Campus news

Media Advisory: Conference explores how tech can help human rights

UC Berkeley’s Human Rights Center hosts a two-day conference exploring the ways technology can be used to in the human rights field.

ATTENTION: Technology, human rights and general assignment reporters

 

WHAT

Advancing the New Machine,” a two-day conference at the University of California, Berkeley, examining the impact of information technology on human rights research and advocacy. The event, organized by the Human Rights Center at UC Berkeley’s School of Law, brings together activists, programmers and entrepreneurs to share experiences and best practices related to the deployment of technology in the field.
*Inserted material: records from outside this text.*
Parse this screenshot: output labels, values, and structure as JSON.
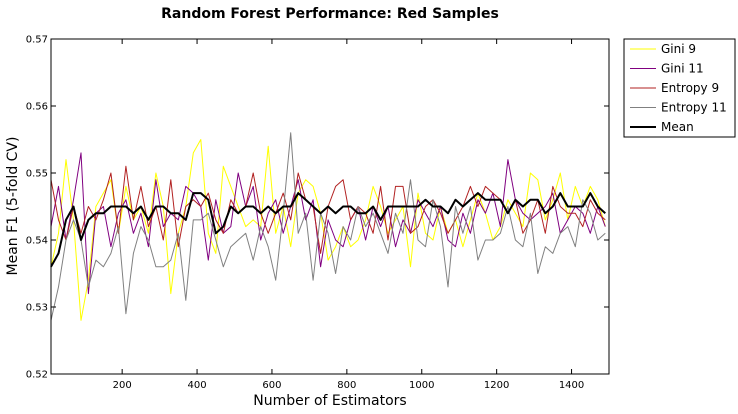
{
  "chart_data": {
    "type": "line",
    "title": "Random Forest Performance: Red Samples",
    "xlabel": "Number of Estimators",
    "ylabel": "Mean F1 (5-fold CV)",
    "xlim": [
      10,
      1500
    ],
    "ylim": [
      0.52,
      0.57
    ],
    "xticks": [
      200,
      400,
      600,
      800,
      1000,
      1200,
      1400
    ],
    "xtick_labels": [
      "200",
      "400",
      "600",
      "800",
      "1000",
      "1200",
      "1400"
    ],
    "yticks": [
      0.52,
      0.53,
      0.54,
      0.55,
      0.56,
      0.57
    ],
    "ytick_labels": [
      "0.52",
      "0.53",
      "0.54",
      "0.55",
      "0.56",
      "0.57"
    ],
    "grid": false,
    "legend_position": "outside-right",
    "x": [
      10,
      30,
      50,
      70,
      90,
      110,
      130,
      150,
      170,
      190,
      210,
      230,
      250,
      270,
      290,
      310,
      330,
      350,
      370,
      390,
      410,
      430,
      450,
      470,
      490,
      510,
      530,
      550,
      570,
      590,
      610,
      630,
      650,
      670,
      690,
      710,
      730,
      750,
      770,
      790,
      810,
      830,
      850,
      870,
      890,
      910,
      930,
      950,
      970,
      990,
      1010,
      1030,
      1050,
      1070,
      1090,
      1110,
      1130,
      1150,
      1170,
      1190,
      1210,
      1230,
      1250,
      1270,
      1290,
      1310,
      1330,
      1350,
      1370,
      1390,
      1410,
      1430,
      1450,
      1470,
      1490
    ],
    "series": [
      {
        "name": "Gini 9",
        "color": "#ffff00",
        "values": [
          0.536,
          0.541,
          0.552,
          0.543,
          0.528,
          0.534,
          0.545,
          0.547,
          0.549,
          0.541,
          0.548,
          0.543,
          0.545,
          0.541,
          0.55,
          0.545,
          0.532,
          0.541,
          0.545,
          0.553,
          0.555,
          0.541,
          0.538,
          0.551,
          0.548,
          0.545,
          0.542,
          0.543,
          0.542,
          0.554,
          0.541,
          0.545,
          0.539,
          0.547,
          0.549,
          0.548,
          0.544,
          0.537,
          0.539,
          0.542,
          0.539,
          0.54,
          0.543,
          0.548,
          0.545,
          0.541,
          0.543,
          0.545,
          0.536,
          0.547,
          0.541,
          0.54,
          0.545,
          0.541,
          0.543,
          0.539,
          0.543,
          0.547,
          0.544,
          0.54,
          0.542,
          0.546,
          0.544,
          0.542,
          0.55,
          0.549,
          0.543,
          0.546,
          0.55,
          0.543,
          0.548,
          0.545,
          0.548,
          0.546,
          0.542
        ]
      },
      {
        "name": "Gini 11",
        "color": "#800080",
        "values": [
          0.542,
          0.548,
          0.54,
          0.546,
          0.553,
          0.532,
          0.544,
          0.545,
          0.539,
          0.544,
          0.546,
          0.541,
          0.544,
          0.539,
          0.549,
          0.542,
          0.544,
          0.543,
          0.548,
          0.547,
          0.545,
          0.537,
          0.546,
          0.541,
          0.542,
          0.55,
          0.545,
          0.548,
          0.54,
          0.544,
          0.546,
          0.541,
          0.545,
          0.549,
          0.543,
          0.546,
          0.536,
          0.543,
          0.54,
          0.539,
          0.543,
          0.545,
          0.54,
          0.545,
          0.542,
          0.545,
          0.539,
          0.543,
          0.541,
          0.546,
          0.544,
          0.542,
          0.545,
          0.54,
          0.539,
          0.544,
          0.541,
          0.546,
          0.544,
          0.547,
          0.542,
          0.552,
          0.546,
          0.544,
          0.543,
          0.544,
          0.545,
          0.547,
          0.541,
          0.543,
          0.545,
          0.544,
          0.541,
          0.545,
          0.542
        ]
      },
      {
        "name": "Entropy 9",
        "color": "#b22222",
        "values": [
          0.549,
          0.543,
          0.54,
          0.545,
          0.541,
          0.545,
          0.543,
          0.546,
          0.55,
          0.541,
          0.551,
          0.543,
          0.548,
          0.542,
          0.545,
          0.54,
          0.549,
          0.539,
          0.545,
          0.546,
          0.545,
          0.547,
          0.543,
          0.541,
          0.546,
          0.544,
          0.545,
          0.55,
          0.544,
          0.541,
          0.544,
          0.547,
          0.543,
          0.55,
          0.546,
          0.545,
          0.538,
          0.545,
          0.548,
          0.549,
          0.543,
          0.545,
          0.544,
          0.541,
          0.548,
          0.54,
          0.548,
          0.548,
          0.541,
          0.542,
          0.545,
          0.546,
          0.544,
          0.541,
          0.543,
          0.545,
          0.548,
          0.545,
          0.548,
          0.547,
          0.546,
          0.544,
          0.546,
          0.541,
          0.543,
          0.546,
          0.541,
          0.548,
          0.545,
          0.544,
          0.544,
          0.542,
          0.546,
          0.544,
          0.543
        ]
      },
      {
        "name": "Entropy 11",
        "color": "#808080",
        "values": [
          0.528,
          0.533,
          0.54,
          0.543,
          0.54,
          0.533,
          0.537,
          0.536,
          0.538,
          0.542,
          0.529,
          0.538,
          0.542,
          0.54,
          0.536,
          0.536,
          0.537,
          0.541,
          0.531,
          0.543,
          0.543,
          0.544,
          0.54,
          0.536,
          0.539,
          0.54,
          0.541,
          0.537,
          0.542,
          0.539,
          0.534,
          0.544,
          0.556,
          0.541,
          0.544,
          0.534,
          0.544,
          0.541,
          0.535,
          0.542,
          0.54,
          0.545,
          0.542,
          0.544,
          0.541,
          0.538,
          0.544,
          0.541,
          0.549,
          0.54,
          0.539,
          0.546,
          0.542,
          0.533,
          0.545,
          0.541,
          0.545,
          0.537,
          0.54,
          0.54,
          0.541,
          0.545,
          0.54,
          0.539,
          0.544,
          0.535,
          0.539,
          0.538,
          0.541,
          0.542,
          0.539,
          0.546,
          0.544,
          0.54,
          0.541
        ]
      },
      {
        "name": "Mean",
        "color": "#000000",
        "values": [
          0.536,
          0.538,
          0.543,
          0.545,
          0.54,
          0.543,
          0.544,
          0.544,
          0.545,
          0.545,
          0.545,
          0.544,
          0.545,
          0.543,
          0.545,
          0.545,
          0.544,
          0.544,
          0.543,
          0.547,
          0.547,
          0.546,
          0.541,
          0.542,
          0.545,
          0.544,
          0.545,
          0.545,
          0.544,
          0.545,
          0.544,
          0.545,
          0.545,
          0.547,
          0.546,
          0.545,
          0.544,
          0.545,
          0.544,
          0.545,
          0.545,
          0.544,
          0.544,
          0.545,
          0.543,
          0.545,
          0.545,
          0.545,
          0.545,
          0.545,
          0.546,
          0.545,
          0.545,
          0.544,
          0.546,
          0.545,
          0.546,
          0.547,
          0.546,
          0.546,
          0.546,
          0.544,
          0.546,
          0.545,
          0.546,
          0.546,
          0.544,
          0.545,
          0.547,
          0.545,
          0.545,
          0.545,
          0.547,
          0.545,
          0.544
        ]
      }
    ]
  }
}
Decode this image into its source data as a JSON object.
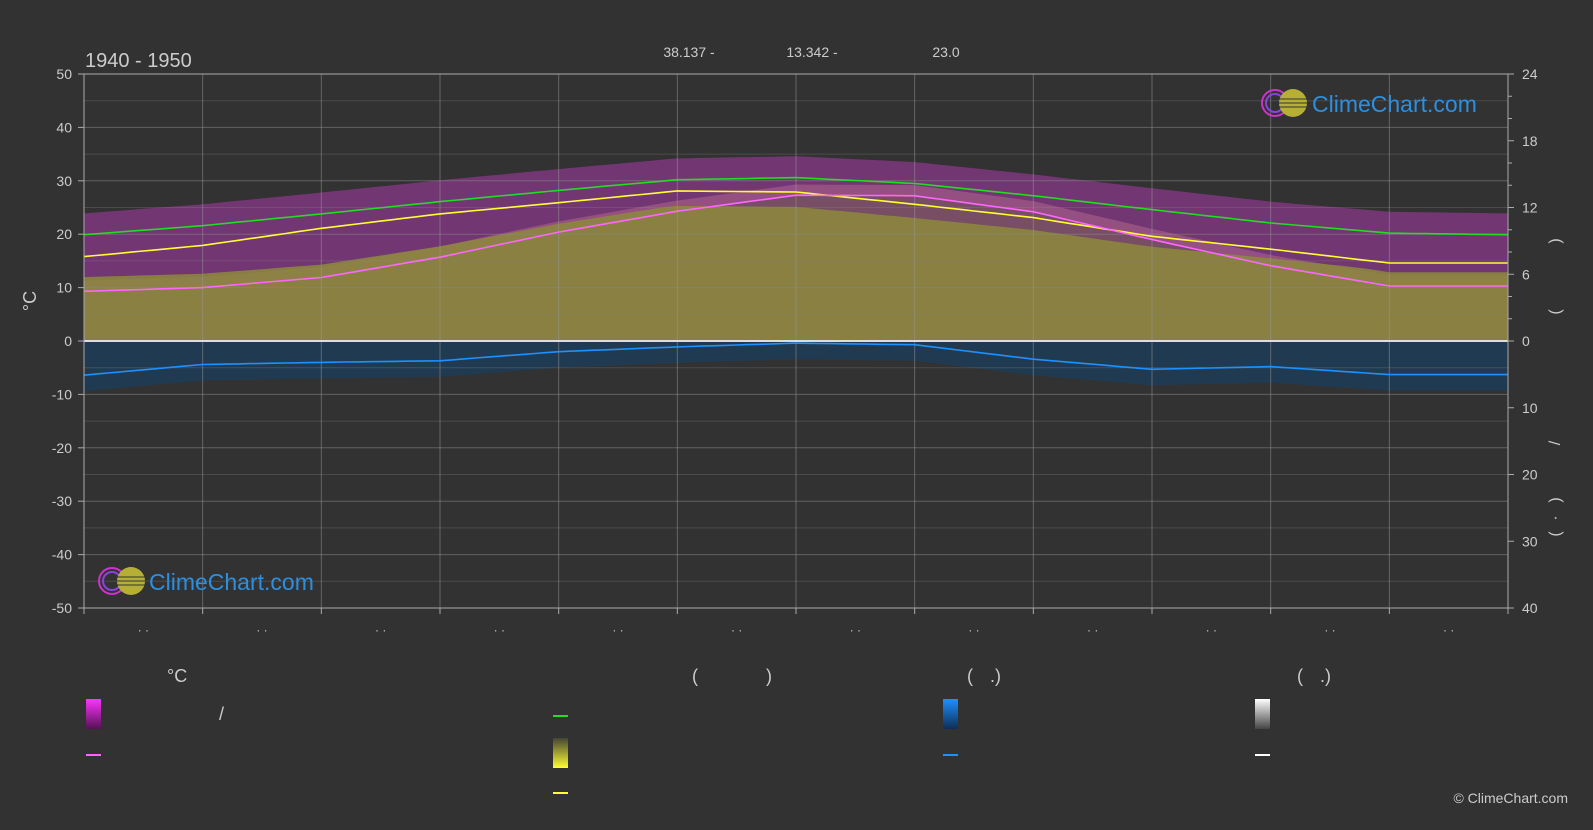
{
  "header": {
    "period": "1940 - 1950",
    "info": [
      "38.137 -",
      "13.342 -",
      "23.0"
    ]
  },
  "logo": {
    "text": "ClimeChart.com"
  },
  "copyright": "© ClimeChart.com",
  "chart_data": {
    "type": "line",
    "month_labels": [
      "· ·",
      "· ·",
      "· ·",
      "· ·",
      "· ·",
      "· ·",
      "· ·",
      "· ·",
      "· ·",
      "· ·",
      "· ·",
      "· ·"
    ],
    "y_left": {
      "label": "°C",
      "ticks": [
        50,
        40,
        30,
        20,
        10,
        0,
        -10,
        -20,
        -30,
        -40,
        -50
      ],
      "range": [
        -50,
        50
      ]
    },
    "y_right_top": {
      "ticks": [
        24,
        18,
        12,
        6,
        0
      ],
      "range": [
        0,
        24
      ],
      "label_glyphs": [
        "(",
        ")"
      ]
    },
    "y_right_bottom": {
      "ticks": [
        0,
        10,
        20,
        30,
        40
      ],
      "range": [
        0,
        40
      ],
      "label_glyphs": [
        "/",
        "(",
        "·",
        ")"
      ]
    },
    "grid": true,
    "series": [
      {
        "color": "#22dd22",
        "values": [
          19.9,
          21.6,
          23.8,
          26.1,
          28.2,
          30.2,
          30.6,
          29.5,
          27.2,
          24.6,
          22.1,
          20.2,
          19.9
        ]
      },
      {
        "color": "#ffff33",
        "values": [
          15.8,
          17.9,
          21.1,
          23.8,
          25.9,
          28.1,
          27.9,
          25.6,
          23.1,
          19.6,
          17.2,
          14.6,
          14.6
        ]
      },
      {
        "color": "#ff66ff",
        "values": [
          9.3,
          10.0,
          11.9,
          15.7,
          20.4,
          24.3,
          27.3,
          27.2,
          24.2,
          19.0,
          14.1,
          10.3,
          10.3
        ]
      },
      {
        "color": "#1e90ff",
        "values": [
          -6.4,
          -4.4,
          -4.0,
          -3.7,
          -2.0,
          -1.1,
          -0.4,
          -0.7,
          -3.4,
          -5.3,
          -4.8,
          -6.3,
          -6.3
        ]
      }
    ]
  },
  "legend": {
    "col1": {
      "header": "°C",
      "row1_mark": "/"
    },
    "col2": {
      "header_open": "(",
      "header_close": ")"
    },
    "col3": {
      "header_open": "(",
      "header_mid": ".)"
    },
    "col4": {
      "header_open": "(",
      "header_mid": ".)"
    },
    "colors": {
      "magenta": "#ff33ff",
      "pink_line": "#ff66ff",
      "green_line": "#22dd22",
      "yellow": "#e6e633",
      "yellow_line": "#ffff33",
      "blue": "#1e90ff",
      "white": "#ffffff"
    }
  }
}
Speakers will cover such topics as circumventing communication blackouts, disaster response and protection of vulnerable populations.

WHEN

Tuesday and Wednesday, April 26-27. A full schedule of the conference is online. Video of several concurrent sessions will be streamed live along with blogs and tweets (#newmachine). Information about how to tune in is online.

 

WHERE

The David Brower Center, 2150 Allston Way, Berkeley, Calif.

 

WHO

More than 50 speakers are scheduled to participate in the conference, including Eric Brewer, UC Berkeley professor of computer sciences and co-founder of USA.gov and Inktomi Corp.; Katitza Rodriguez, international rights director at the Electronic Frontier Foundation; Ian Schuler, senior program manager for Internet Freedom Programs at the U.S. Department of State; and Qiang Xiao, UC Berkeley adjunct professor of journalism and founder of China Digital Times. A full list of speakers with bios is online.

 

DETAILS

The conference comes nearly two years after the Human Rights Center hosted “Soul of the New Machine,” the first international conference on the intersection of human rights, technology and new media.

“Technology is creating unprecedented changes in how we think about human rights,” said Patrick Vinck, director of the Initiative for Vulnerable Populations at the Human Rights Center and a conference co-organizer. “People are using cell phones and satellite imagery to document events as they are unfolding.”

Co-sponsors of the event include the John D. and Catherine T. MacArthur Foundation; Humanity United; the Center on Democracy, Development, and the Rule of Law at Stanford University, and the Center for Human Rights Science at Carnegie Mellon University.